In an election season in which millionaires from California to Connecticut are vying for office, the struggling Whitman campaign shows that it often take more than deep pockets to win over voters. Indeed, wealthy politicians (think Ross Perot and Steve Forbes) who run self-financed campaigns lose more often than they win.
“She’s outspending Brown 86 to 1 and it’s still neck and neck,” says Sherry Bebitch Jeffe, a political scientist at the University of Southern California. A July Public Policy Institute Poll puts Mr. Brown three points ahead of Ms. Whitman.
While Whitman’s paid television ads are seen across the state, Ms. Jeffe and others say Brown is enjoying plenty of free media because of his role as attorney general.
“People see Jerry Brown on TV and in the papers connecting with public policy,” says Hal Dash, CEO of Cerrell Associates, a Democratic consulting and strategy firm.
Dash says that the static poll numbers speak well of California voters in “seeing past the money.”
“Just because you are a rich person in California, that doesn’t guarantee you anything with voters here,” says Dash, noting that plenty of wealthy Californians have failed at the polls before.
Gov. Arnold Schwarzenegger is the exception to the rule, says Jeffe. Schwarzenegger spent $5 million of his own money in a 2003 special election after the recall of Democratic Gov. Gray Davis.
The other thing working against Whitman at the moment is the calendar, say experts.
“Most state voters are not really engaged until after Labor Day,” says Dash. “They’re not focused on this right now.”
But others argue that low voter interest is a result of the candidates’ lack of focus on issues that they care about.
“Unfortunately, when campaigns are more about attacking one’s opponent than giving the voters a detailed look at one’s views, it can turn a lot of voters off to the process,” says Jessica Levinson, political reform director of the Center for Governmental Studies.
Much of the money that Whitman has spent so far has gone to attack ads.
“How stupid that neither is talking about issues that roughly one-third of the electorate – the undecided – think are important. It reminds me of fiddling while Rome burns.
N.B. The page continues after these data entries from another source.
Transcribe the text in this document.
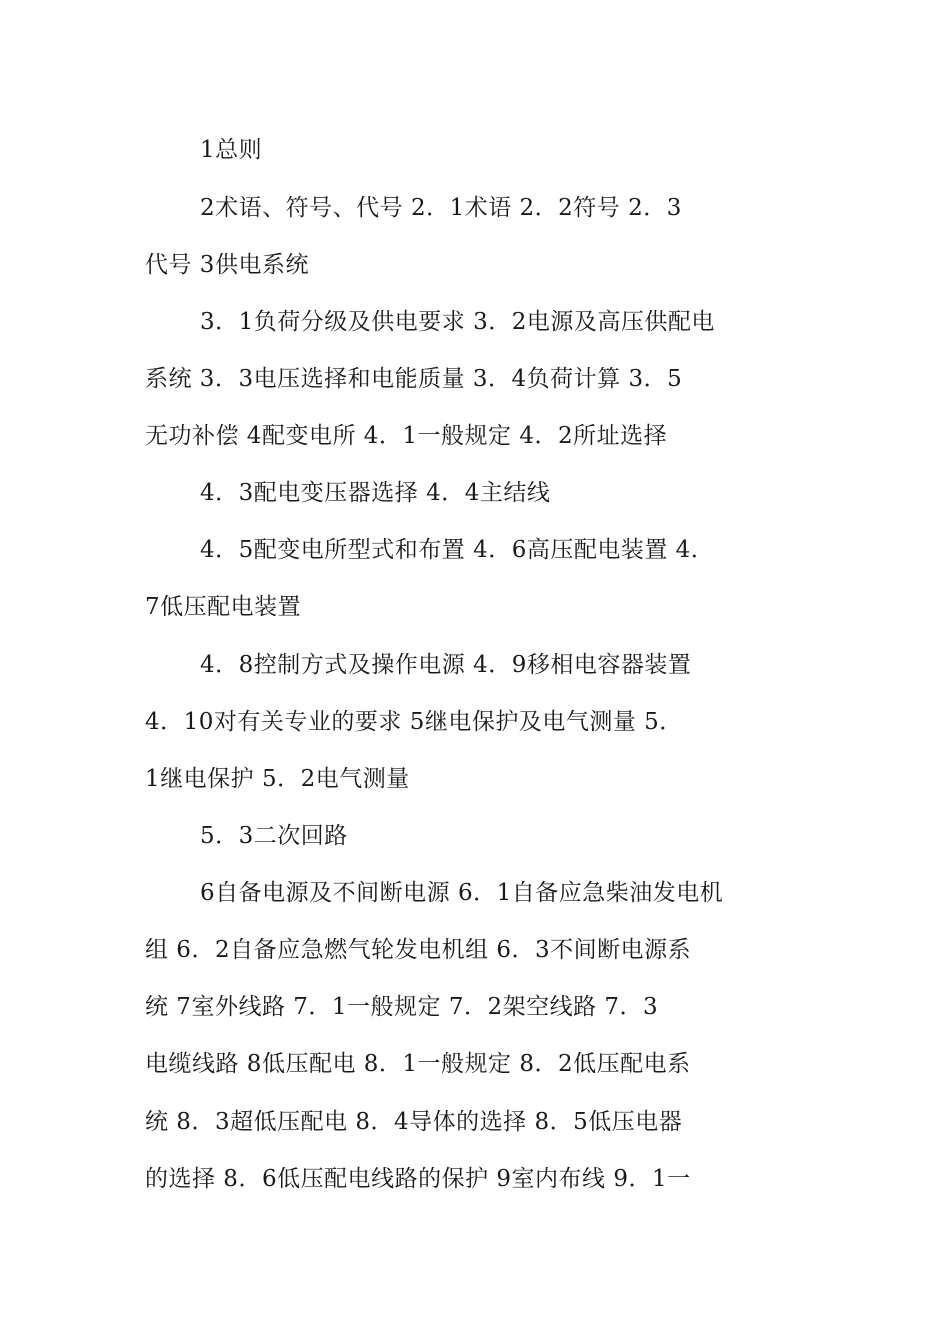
1总则
2术语、符号、代号 2．1术语 2．2符号 2．3
代号 3供电系统
3．1负荷分级及供电要求 3．2电源及高压供配电
系统 3．3电压选择和电能质量 3．4负荷计算 3．5
无功补偿 4配变电所 4．1一般规定 4．2所址选择
4．3配电变压器选择 4．4主结线
4．5配变电所型式和布置 4．6高压配电装置 4．
7低压配电装置
4．8控制方式及操作电源 4．9移相电容器装置
4．10对有关专业的要求 5继电保护及电气测量 5．
1继电保护 5．2电气测量
5．3二次回路
6自备电源及不间断电源 6．1自备应急柴油发电机
组 6．2自备应急燃气轮发电机组 6．3不间断电源系
统 7室外线路 7．1一般规定 7．2架空线路 7．3
电缆线路 8低压配电 8．1一般规定 8．2低压配电系
统 8．3超低压配电 8．4导体的选择 8．5低压电器
的选择 8．6低压配电线路的保护 9室内布线 9．1一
Ugh,” adds Barbara O’Connor, director of the Institute for the Study of Politics and Media at California State University in Sacramento.
Those issues are job creation, the state budget, and education, according to Mark Baldassare, president of the Public Policy Institute of California.
“Voters want to hear more than just ‘I’m going to create job or fix schools’ they are in mode where they are very cynical against politicians and institutions and want to be sure they have real solutions,” Baldassare says.